My Mom said over and over when I was a kid: “We don’t see color.” “You don’t see color.” “It’s not appropriate to see color.” But, then, when I was dating my former husband she said: “We really like him, but if you marry him, what color will your babies be?” I married him. His father is Jamaican. His mother is English. He is very light skinned. The subject of his background rarely came up. “We don’t see color” kept working for me for a long, long time.
Then, a Buddhist friend asked me to join her ‘Awake to Race’ course in January 2020. All the usual books and the beginning of waking up. Oh, wait, people want their color to be seen? Ok, I can do that. Then a course on micro-aggressions. Oh, wow. I have work to do. Then, George Floyd and my heart was stricken as if I could finally feel all of the deaths of Black people at the hands of white people.
So, now, you know. I am a typical white woman that is causing harm to Black and brown people. Somewhere between Awake to Race and George Floyd, I started living out some basic praxis. There are black owned businesses. There are black owned banks. I can spend most of my money at both. I am fully capable of change. I am fully capable of learning. Want to know a secret? Some of this has been really, really fun! I am now a member of two wine clubs through Black owned wineries in California and I got to participate in an online wine night. I invested in a Black Owned Chocolate company – amazingly totally yummy! I bought hand made Goddess cards from a Black woman artist for a program for teenage girls that I produce and she wrote personal notes to our participants. And those are just a few examples. Relationships and Economics. That’s the most basic of the basics. But it is not and was not enough.

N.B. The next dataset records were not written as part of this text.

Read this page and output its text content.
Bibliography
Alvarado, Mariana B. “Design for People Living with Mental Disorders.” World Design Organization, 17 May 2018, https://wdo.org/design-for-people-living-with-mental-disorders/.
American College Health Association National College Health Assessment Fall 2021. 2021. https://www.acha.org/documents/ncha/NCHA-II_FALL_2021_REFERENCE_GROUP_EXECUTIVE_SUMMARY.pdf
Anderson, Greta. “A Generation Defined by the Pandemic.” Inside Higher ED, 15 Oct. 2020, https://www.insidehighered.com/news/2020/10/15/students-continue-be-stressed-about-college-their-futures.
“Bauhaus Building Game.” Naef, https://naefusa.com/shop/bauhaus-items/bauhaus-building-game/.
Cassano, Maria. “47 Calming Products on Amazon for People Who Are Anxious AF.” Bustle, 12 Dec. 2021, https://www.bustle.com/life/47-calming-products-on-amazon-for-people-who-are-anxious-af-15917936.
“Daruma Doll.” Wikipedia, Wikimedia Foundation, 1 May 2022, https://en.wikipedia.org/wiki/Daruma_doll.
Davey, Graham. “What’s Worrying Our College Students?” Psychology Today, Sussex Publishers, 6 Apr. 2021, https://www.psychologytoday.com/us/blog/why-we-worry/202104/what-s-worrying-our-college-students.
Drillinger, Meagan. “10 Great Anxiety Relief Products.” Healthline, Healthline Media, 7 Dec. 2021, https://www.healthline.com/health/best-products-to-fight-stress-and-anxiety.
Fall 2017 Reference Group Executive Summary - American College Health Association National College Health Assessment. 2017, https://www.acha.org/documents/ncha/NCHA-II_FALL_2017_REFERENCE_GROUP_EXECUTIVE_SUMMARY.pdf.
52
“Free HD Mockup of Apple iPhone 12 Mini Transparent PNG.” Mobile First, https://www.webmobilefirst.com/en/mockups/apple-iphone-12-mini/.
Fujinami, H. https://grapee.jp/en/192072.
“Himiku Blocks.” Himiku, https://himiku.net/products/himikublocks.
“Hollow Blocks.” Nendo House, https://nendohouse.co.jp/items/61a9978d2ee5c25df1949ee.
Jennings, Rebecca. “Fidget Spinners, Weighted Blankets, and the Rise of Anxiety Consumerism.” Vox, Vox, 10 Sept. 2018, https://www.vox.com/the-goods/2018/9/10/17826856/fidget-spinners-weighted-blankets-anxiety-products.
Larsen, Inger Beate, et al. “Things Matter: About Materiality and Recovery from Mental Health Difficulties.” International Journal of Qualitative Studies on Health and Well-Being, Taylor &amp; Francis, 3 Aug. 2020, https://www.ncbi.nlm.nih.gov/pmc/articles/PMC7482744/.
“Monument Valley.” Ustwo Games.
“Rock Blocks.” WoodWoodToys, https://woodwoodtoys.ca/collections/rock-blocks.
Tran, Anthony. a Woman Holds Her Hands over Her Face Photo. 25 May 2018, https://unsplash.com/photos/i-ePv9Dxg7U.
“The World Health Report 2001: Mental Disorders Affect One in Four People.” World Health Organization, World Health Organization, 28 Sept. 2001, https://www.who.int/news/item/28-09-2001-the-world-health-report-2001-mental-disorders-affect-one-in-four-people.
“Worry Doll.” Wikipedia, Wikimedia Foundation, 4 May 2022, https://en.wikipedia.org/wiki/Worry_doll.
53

In June 2020, I learned about Lace On Race. I read everything on the website first. I didn’t understand a ton of it. Relational Ethics? I am an engineer for heaven’s sake! Still, I can try. I was learning. I was thinking. I am learning. I am thinking. Especially about financial engagement. Most of the posting seemed to be on Facebook. I hate Facebook. Still, I forced myself to do it. Night after night, trying to keep the commitments. No reacts. Respond to at least two walkers. Hold your slosh.
You know what the hardest part still is?
I can’t guarantee that I am not causing harm to Black and brown people. In fact, I am 100% sure that I, personally, am causing harm and I am part of a system that causes harm to black and brown people.
That’s the reality. Given the reality, the hope is that I can more consistently follow the North Star and mitigate the harm that I, personally, cause. I hope that I can be some piece of the puzzle that mitigates that harm that white supremacy does to black and brown people.
That’s the future of Lace on Race. Walking shoulder to shoulder. Responding to posts here with each other – even if someone else has said something similar, saying it in my own way so I can practice. Practice in this space, so that when I hear myself say something or do something that could cause harm, I am more likely to catch myself – and be humble enough to address my own systemic racism. Thank you to those who have joined me, who have challenged me. To those who are reading, but not engaging with posts or financially. It’s time. It’s past time. We have a lot of mitigating harm to do.